アドビによれば、この原因はバグではなく、ELS の安全性と安定性を向上させるための仕様変更であるとのことです。より高い安全基準を満たすために、従来の ELS データの継続利用は断念されたということのようです。 (3.4 EncryptedLocalStore Database Changes)
とはいえ、下位互換性の問題が発生する変更は、事前に十分な準備期間が与えられるべきですし、今回は、実質的に仕様変更の告知すら行われていない状態でした。今となっては、ラインタイム自動更新の中止は止むを得ない判断だと思われます。
さて、ここからが重要なポイントです。一見無責任にもみえる変更を何故アドビが気軽に行った (少なくともそう感じられる) のか、という点について触れておきます。
ELS の位置づけと利用方法
AIR チームとしては ELS を信頼できるデータの永続的な保管場所であるとは位置づけていないようです。実際、通常のファイルアクセスよりも操作が複雑な分、問題が起き得る箇所も多くなります。 (今回の変更も信頼性向上のために行われているとのこと)
そのため、ELS へのアクセスが失われてもアプリは動作するように設計することが推奨されています。
AIR チームからは、今回の状況を受け止めて、再度 ELS の仕様を見直す旨の発表も行われています。しかし、変更の理由を考えると、ELS が従来の仕様に戻ることは無さそうです。
とすると、現状 ELS が存在することを前提につくられているアプリは、近い将来の変更に向けて、早めに仕様変更の検討を準備しておいた方が良いかもしれません。

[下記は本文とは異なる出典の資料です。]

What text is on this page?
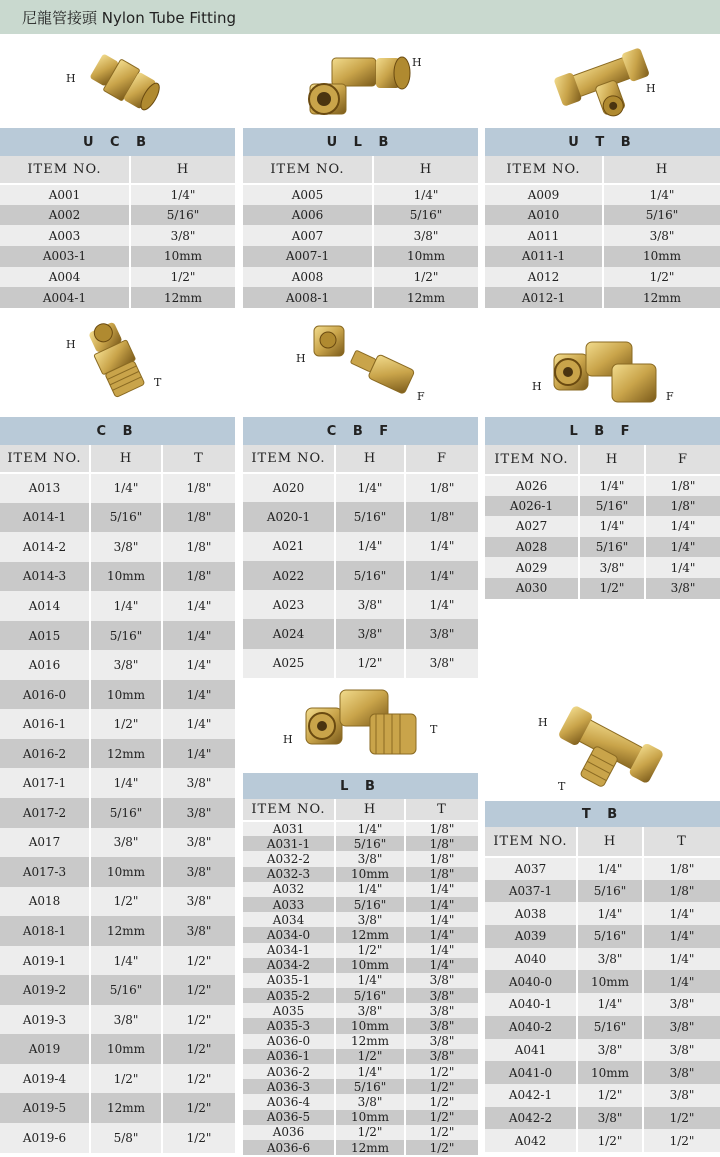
尼龍管接頭 Nylon Tube Fitting
H
H
H
U C B	
ITEM NO.	H
A001	1/4"
A002	5/16"
A003	3/8"
A003-1	10mm
A004	1/2"
A004-1	12mm
U L B	
ITEM NO.	H
A005	1/4"
A006	5/16"
A007	3/8"
A007-1	10mm
A008	1/2"
A008-1	12mm
U T B	
ITEM NO.	H
A009	1/4"
A010	5/16"
A011	3/8"
A011-1	10mm
A012	1/2"
A012-1	12mm
H
T
H
F
H
F
C B		
ITEM NO.	H	T
A013	1/4"	1/8"
A014-1	5/16"	1/8"
A014-2	3/8"	1/8"
A014-3	10mm	1/8"
A014	1/4"	1/4"
A015	5/16"	1/4"
A016	3/8"	1/4"
A016-0	10mm	1/4"
A016-1	1/2"	1/4"
A016-2	12mm	1/4"
A017-1	1/4"	3/8"
A017-2	5/16"	3/8"
A017	3/8"	3/8"
A017-3	10mm	3/8"
A018	1/2"	3/8"
A018-1	12mm	3/8"
A019-1	1/4"	1/2"
A019-2	5/16"	1/2"
A019-3	3/8"	1/2"
A019	10mm	1/2"
A019-4	1/2"	1/2"
A019-5	12mm	1/2"
A019-6	5/8"	1/2"
C B F		
ITEM NO.	H	F
A020	1/4"	1/8"
A020-1	5/16"	1/8"
A021	1/4"	1/4"
A022	5/16"	1/4"
A023	3/8"	1/4"
A024	3/8"	3/8"
A025	1/2"	3/8"
L B F		
ITEM NO.	H	F
A026	1/4"	1/8"
A026-1	5/16"	1/8"
A027	1/4"	1/4"
A028	5/16"	1/4"
A029	3/8"	1/4"
A030	1/2"	3/8"
H
T
H
T
L B		
ITEM NO.	H	T
A031	1/4"	1/8"
A031-1	5/16"	1/8"
A032-2	3/8"	1/8"
A032-3	10mm	1/8"
A032	1/4"	1/4"
A033	5/16"	1/4"
A034	3/8"	1/4"
A034-0	12mm	1/4"
A034-1	1/2"	1/4"
A034-2	10mm	1/4"
A035-1	1/4"	3/8"
A035-2	5/16"	3/8"
A035	3/8"	3/8"
A035-3	10mm	3/8"
A036-0	12mm	3/8"
A036-1	1/2"	3/8"
A036-2	1/4"	1/2"
A036-3	5/16"	1/2"
A036-4	3/8"	1/2"
A036-5	10mm	1/2"
A036	1/2"	1/2"
A036-6	12mm	1/2"
T B		
ITEM NO.	H	T
A037	1/4"	1/8"
A037-1	5/16"	1/8"
A038	1/4"	1/4"
A039	5/16"	1/4"
A040	3/8"	1/4"
A040-0	10mm	1/4"
A040-1	1/4"	3/8"
A040-2	5/16"	3/8"
A041	3/8"	3/8"
A041-0	10mm	3/8"
A042-1	1/2"	3/8"
A042-2	3/8"	1/2"
A042	1/2"	1/2"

なお、次に ELS の変更が行われる際には、事前の告知を確実に行いたい、その際にはテスト用のバージョンも提供したい、とのコメントが AIR チームのブログに書かれています。ですので、今回のようにいきなり変わることは無さそうです。
AIR 3.3 ラインタイムへの復帰方法
最後に、既に AIR 3.4 にアップデートされた環境を AIR 3.3 に戻す方法です。
まず、Windows 環境の場合は、
- スタートメニューからコントロールパネルを開く
- "プログラムと機能" を選択
- “Adobe AIR” を選択
- アンインストールボタンをクリック
- AIR 3.3 ランタイムをインストール (http://download.macromedia.com/air/win/download/3.3/AdobeAIRInstaller.exe)
次に、Mac の場合は、
- アプリケーションフォルダ内のユーティリティフォルダを開く
- “Adobe AIR Uninstaller” をクリックしてアンインストールを実行
- AIR 3.3 ランタイムを実行 (http://download.macromedia.com/air/mac/download/3.3/AdobeAIR.dmg)
AIR 3.4 SDK は引き続き使用できます。特に、キャプティブランタイムを使用している場合は、今回の変更にご注意ください。